As you enter the new year, being more financially savvy is likely top of mind. Maybe you went a little crazy with your holiday spending, or you just want to start 2024 off on a firmer financial footing. Whatever the reason, better budgeting is always a good idea.
While many New Year’s resolutions ultimately fail — many before the end of January — this one doesn’t have to. A good way to cut costs is by trimming your utility bills. Reducing your use of water, power, and even trash collection services can offer many opportunities to save money. It’s just a matter of understanding how.
1. Consider Solar
One energy efficiency tip you have probably already heard is to go solar. Every time you get your electric bill, especially in the hot summer months, you likely cringe. Electricity costs are soaring for people across the United States, and they’re unlikely to come down significantly anytime soon. While there are tips and tricks to reduce those bills, there’s one tactic that can nearly eliminate your electric bill altogether.
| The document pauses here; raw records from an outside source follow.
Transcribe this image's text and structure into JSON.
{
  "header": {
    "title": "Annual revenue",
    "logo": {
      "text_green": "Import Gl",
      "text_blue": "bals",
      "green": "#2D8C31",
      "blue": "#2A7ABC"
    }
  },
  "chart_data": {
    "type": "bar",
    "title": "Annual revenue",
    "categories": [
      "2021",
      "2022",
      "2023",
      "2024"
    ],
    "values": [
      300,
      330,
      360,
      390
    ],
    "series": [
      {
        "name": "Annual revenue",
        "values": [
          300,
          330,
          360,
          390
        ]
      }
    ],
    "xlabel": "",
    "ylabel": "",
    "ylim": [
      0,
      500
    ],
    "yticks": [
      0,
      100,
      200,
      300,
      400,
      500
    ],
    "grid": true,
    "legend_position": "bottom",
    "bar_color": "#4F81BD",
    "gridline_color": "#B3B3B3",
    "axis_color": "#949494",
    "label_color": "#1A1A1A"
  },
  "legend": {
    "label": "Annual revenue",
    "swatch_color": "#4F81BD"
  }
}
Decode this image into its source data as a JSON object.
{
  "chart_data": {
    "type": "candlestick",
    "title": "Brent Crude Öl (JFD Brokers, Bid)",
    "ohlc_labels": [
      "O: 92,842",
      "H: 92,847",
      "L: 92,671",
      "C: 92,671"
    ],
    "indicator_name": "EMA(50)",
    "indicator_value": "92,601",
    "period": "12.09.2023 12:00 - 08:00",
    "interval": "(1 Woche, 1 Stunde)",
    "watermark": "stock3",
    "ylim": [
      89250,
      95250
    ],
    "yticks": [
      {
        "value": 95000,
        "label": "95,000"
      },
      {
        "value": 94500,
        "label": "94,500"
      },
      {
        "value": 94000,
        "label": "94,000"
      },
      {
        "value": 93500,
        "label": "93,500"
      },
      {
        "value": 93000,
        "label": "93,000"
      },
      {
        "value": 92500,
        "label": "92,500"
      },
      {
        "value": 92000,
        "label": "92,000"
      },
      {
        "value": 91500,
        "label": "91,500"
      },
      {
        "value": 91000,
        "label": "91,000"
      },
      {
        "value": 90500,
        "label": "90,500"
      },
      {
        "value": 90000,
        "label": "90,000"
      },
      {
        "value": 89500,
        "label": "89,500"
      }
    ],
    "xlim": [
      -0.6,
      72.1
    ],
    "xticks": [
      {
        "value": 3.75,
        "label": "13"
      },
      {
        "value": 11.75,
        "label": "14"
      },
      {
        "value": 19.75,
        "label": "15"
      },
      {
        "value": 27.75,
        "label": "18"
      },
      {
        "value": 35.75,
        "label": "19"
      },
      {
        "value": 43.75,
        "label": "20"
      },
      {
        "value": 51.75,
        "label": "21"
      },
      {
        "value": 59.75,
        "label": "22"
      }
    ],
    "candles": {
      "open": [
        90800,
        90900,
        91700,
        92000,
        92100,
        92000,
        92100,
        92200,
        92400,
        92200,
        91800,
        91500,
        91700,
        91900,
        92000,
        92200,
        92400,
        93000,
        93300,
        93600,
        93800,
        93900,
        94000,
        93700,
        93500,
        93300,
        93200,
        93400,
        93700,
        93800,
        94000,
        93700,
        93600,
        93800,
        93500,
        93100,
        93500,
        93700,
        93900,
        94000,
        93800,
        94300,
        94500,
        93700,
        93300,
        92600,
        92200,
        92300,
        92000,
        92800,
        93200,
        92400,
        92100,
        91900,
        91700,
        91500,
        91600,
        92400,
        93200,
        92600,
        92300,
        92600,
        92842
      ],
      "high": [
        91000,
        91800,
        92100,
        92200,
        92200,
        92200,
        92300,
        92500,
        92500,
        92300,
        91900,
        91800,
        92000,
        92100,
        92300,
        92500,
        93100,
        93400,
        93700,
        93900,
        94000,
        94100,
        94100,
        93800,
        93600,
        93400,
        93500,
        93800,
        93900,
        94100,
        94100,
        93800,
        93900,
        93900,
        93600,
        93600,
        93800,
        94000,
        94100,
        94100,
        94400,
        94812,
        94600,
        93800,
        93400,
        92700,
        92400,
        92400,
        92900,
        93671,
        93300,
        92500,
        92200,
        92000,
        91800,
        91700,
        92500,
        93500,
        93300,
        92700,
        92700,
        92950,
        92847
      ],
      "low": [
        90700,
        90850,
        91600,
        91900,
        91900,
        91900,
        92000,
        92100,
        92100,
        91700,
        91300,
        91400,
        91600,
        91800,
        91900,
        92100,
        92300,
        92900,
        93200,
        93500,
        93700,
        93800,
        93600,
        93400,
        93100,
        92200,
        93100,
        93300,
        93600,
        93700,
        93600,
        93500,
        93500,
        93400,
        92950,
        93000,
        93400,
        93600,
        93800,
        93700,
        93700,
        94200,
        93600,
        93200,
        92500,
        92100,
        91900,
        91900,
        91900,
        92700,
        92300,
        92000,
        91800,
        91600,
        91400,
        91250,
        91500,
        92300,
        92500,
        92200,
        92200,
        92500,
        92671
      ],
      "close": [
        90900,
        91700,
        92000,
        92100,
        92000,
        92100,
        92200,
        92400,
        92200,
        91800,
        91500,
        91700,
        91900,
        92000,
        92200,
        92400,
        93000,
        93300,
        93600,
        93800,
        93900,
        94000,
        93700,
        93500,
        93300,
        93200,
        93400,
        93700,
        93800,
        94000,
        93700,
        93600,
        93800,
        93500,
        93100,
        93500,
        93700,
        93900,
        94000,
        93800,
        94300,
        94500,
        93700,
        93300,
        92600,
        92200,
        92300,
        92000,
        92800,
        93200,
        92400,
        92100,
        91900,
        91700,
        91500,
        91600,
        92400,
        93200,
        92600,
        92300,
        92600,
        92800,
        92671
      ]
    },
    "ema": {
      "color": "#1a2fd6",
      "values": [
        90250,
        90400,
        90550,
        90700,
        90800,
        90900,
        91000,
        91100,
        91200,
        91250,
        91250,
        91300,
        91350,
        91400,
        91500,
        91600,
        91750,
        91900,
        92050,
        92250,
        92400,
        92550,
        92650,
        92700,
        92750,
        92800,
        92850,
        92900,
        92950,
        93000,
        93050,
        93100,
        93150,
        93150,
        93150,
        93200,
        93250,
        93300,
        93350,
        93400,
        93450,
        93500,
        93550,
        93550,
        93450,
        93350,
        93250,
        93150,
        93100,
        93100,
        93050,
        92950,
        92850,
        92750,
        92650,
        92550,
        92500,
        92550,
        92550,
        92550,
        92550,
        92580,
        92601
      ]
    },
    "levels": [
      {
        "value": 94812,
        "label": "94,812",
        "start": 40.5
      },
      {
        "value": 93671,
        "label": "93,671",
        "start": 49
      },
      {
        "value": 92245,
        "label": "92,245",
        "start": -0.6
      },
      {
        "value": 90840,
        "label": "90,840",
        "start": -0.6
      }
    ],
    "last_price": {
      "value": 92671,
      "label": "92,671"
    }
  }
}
Shifting from the power grid to solar panels can save you lots of money and help you become more environmentally friendly. And getting started doesn’t have to be cost-prohibitive. Some solar installation companies offer long-term leases that enable you to pay for solar panels with a reasonable monthly fee, not a high up-front cost. If you do buy, you may be eligible for subsidies from your state or tax credits from the federal government. Once installation is complete, you can start reaping substantial savings.
2. Read Through Your Bills
Another trick for saving money on your utility bills is to read them closely. It sounds silly, but you may be amazed. Many utility statements will list time-of-use rates, showing where you can cut costs by running appliances during off-peak hours. Some offer clues to where you can save without even changing your habits. Your cell phone bill could contain charges for services you don’t use, for example, or you might be paying for cable channels you never watch.
Sit down at the end of the month with all the utility bills you paid and take a good look at them. Do you need all those channels on your cable box? Do you actually use the $10 hotspot on your cell phone? There may also be additional fees on your power bill you could ask your provider about. It can’t hurt to call your providers and ask about lower rates and ways to save; you might be surprised at what you discover.
3. Reduce Your Trash Output
One area to save that people don’t think of involves trash collection. Quite often, you’ll move into a place, sign up for trash services, and pay the bill without ever thinking of it again. Though the cost may be relatively low, some municipalities allow you to make it even lower by getting a smaller trash can. Before you do so, you’ll have to plan what to do with all the trash you were filling the larger can up with.
To reduce your trash output, you can compost most food scraps in a compost pile or bin. This approach can save room in your trash can and reduce greenhouse gas emissions. You can also buy your food and household items in bulk to cut down on packaging. You can increase your commitment to recycling, which many cities incentivize. Practices like these can reduce your trash output, which will help shrink your monthly bill.
4. Turn Off the Tap
Head to any foreign country where indoor plumbing is not the norm, and you will rethink your water usage. It is so easy in the United States to just let the tap, the shower, or the garden hose run endlessly. But once you watch someone climb a hill for buckets of water, you start to count those droplets when you get back home. Conserving water can lower your water bill quite a bit, and you’d be doing a good deed for the environment.
There are plenty of ways to cut down on water consumption in your household that won’t really affect your daily life. Turn the tap off while brushing your teeth and take showers instead of baths — a single bath equals up to seven 5-minute showers! And don’t forget to recycle indoor wastewater for watering plants and collect rainwater in large barrels for outdoor gardening. These small steps can reduce your water bill while helping the planet.
5. Optimize Your HVAC Use
No one is going to tell you not to run your furnace during the winter or the air conditioner during the summer. In extreme temperatures, these appliances can literally save lives. But you can be smarter about how you use them and potentially save yourself a ton of money. If you’re running your furnace or an air conditioner, you’ll want to trap the warm or cool air indoors. That means keeping doors, windows, and fireplace dampers closed, and stopping drafts around windows and doors with caulking or weather-stripping.
To further optimize your HVAC system’s performance, check your vents and air filters. In the summer, you may be tempted to close downstairs vents, thinking it will force cooler air to the warmer upper floors. In reality, this disrupts airflow throughout your home and makes your system work harder. To ensure energy-efficient operation, make sure vents are open and unobstructed by furniture and replace air filters at least every three months. Each of these small changes can have a big impact on the amount of power you use.
If you start with just these tips, you can start saving money on your utility bills in the very next month. Indeed, making those phone calls to your providers may save you money instantly. Most of the action items here don’t require much beyond a bit more thought. And isn’t a bit of thought worth saving hundreds, if not thousands of dollars each year? Of course it is!